I'm lucky to be working with a press that still does real copyediting, as many now do not--and since I used to work in academic publishing, I take a geeky pleasure in reading through the copyedits and learning the right way to cite a particular kind of source or discovering that someone caught my inconsistent capitalization of a particular term and standardized it. Though I'm surely fussier about consistency and formatting than the average writer, I know I'm not a professional. It's reassuring to have someone else scrutinizing every sentence, every usage, and every punctuation mark.
At the same time, that scrutiny involves a peculiar intimacy:
-Your copy editor knows all your darkest secrets, including exactly how often you begin a sentence with "However" or "But although." Worse, he wants you to change. Why can't he just love you the way you are?
-Your copy editor flags and rewrites any unusual turns of phrase. Some of them are genuinely better his way. But others--you think, defensively--have a better rhythm or effect as originally written.
-But you don't want to be that writer: the academic who believes herself to have a marvelous, original style and clings to her irritating tics and precious locutions.
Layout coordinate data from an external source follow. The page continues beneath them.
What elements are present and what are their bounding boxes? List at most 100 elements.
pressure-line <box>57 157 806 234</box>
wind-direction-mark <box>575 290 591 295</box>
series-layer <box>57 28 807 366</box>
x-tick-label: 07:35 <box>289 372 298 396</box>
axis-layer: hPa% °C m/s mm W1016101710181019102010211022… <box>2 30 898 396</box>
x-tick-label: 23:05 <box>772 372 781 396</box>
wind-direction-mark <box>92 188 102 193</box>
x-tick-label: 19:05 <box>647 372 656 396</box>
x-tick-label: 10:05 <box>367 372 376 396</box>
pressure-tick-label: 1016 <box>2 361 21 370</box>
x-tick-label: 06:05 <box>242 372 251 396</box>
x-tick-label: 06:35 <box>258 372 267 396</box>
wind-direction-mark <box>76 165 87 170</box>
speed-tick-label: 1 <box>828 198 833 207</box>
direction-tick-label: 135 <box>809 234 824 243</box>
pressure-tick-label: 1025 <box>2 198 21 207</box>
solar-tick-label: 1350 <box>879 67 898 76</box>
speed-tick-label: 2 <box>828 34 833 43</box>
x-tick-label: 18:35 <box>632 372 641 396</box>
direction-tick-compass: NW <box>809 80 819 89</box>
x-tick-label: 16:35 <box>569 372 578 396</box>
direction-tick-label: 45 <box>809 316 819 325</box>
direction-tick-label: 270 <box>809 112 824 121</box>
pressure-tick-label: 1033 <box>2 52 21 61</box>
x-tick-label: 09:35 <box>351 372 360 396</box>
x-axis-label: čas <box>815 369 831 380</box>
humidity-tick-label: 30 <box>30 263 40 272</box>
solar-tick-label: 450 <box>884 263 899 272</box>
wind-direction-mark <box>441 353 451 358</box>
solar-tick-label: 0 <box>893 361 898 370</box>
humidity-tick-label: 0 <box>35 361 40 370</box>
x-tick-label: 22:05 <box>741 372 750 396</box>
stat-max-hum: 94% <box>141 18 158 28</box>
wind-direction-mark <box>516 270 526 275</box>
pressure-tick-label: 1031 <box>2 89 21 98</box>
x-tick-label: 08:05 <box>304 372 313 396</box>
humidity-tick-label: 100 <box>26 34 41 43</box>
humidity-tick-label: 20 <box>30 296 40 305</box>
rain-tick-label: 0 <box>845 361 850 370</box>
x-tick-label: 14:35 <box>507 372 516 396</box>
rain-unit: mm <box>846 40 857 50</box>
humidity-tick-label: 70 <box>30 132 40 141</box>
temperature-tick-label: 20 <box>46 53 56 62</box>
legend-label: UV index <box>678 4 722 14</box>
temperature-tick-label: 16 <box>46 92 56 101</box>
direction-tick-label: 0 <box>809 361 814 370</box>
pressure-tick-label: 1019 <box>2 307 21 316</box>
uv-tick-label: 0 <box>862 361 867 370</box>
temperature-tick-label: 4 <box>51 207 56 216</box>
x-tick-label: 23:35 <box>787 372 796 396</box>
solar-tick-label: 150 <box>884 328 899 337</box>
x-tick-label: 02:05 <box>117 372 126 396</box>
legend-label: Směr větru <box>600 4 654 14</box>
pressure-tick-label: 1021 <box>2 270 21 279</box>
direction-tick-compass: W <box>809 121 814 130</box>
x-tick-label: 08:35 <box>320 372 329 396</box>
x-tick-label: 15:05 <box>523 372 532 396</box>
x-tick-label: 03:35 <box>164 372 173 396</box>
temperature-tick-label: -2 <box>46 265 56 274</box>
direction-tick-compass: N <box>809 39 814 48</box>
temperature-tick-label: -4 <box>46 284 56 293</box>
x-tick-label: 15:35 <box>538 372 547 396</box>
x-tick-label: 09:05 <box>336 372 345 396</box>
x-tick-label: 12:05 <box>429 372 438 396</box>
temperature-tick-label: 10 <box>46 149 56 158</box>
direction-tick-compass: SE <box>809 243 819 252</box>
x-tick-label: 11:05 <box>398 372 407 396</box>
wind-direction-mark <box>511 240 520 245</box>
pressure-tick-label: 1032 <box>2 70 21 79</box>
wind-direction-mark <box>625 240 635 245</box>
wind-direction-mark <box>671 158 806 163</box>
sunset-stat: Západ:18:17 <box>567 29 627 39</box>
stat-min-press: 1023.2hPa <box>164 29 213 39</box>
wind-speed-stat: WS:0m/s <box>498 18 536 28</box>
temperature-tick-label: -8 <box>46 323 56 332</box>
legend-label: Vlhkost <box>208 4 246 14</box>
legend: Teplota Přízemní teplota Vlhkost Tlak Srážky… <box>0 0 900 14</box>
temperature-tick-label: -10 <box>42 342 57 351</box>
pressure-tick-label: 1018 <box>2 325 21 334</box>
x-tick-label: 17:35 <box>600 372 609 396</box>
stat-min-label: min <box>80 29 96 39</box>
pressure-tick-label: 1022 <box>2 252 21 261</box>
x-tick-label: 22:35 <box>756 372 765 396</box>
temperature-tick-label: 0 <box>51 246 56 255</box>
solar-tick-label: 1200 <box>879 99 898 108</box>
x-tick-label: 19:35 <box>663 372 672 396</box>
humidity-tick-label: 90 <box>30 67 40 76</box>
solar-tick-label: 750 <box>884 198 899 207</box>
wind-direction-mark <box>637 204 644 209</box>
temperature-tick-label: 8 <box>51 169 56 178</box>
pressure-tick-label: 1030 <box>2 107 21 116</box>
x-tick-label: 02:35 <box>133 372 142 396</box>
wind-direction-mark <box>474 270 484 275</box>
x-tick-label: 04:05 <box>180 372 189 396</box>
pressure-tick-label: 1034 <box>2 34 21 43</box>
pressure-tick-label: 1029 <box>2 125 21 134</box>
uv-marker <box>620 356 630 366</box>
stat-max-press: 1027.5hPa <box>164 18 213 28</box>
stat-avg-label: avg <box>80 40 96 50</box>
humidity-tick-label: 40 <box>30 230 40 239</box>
-And when it turns out that your copy editor is someone you know and like and used to work with--a very experienced senior editor whose first query bubble is actually a sweet little note re-introducing himself and congratulating you on the book? Well, you really can't write him off as some fussbudget in a green eyeshade.
Guess it's lucky I have a blog audience on whom I can continue to inflict my worst writerly indulgences and bad habits.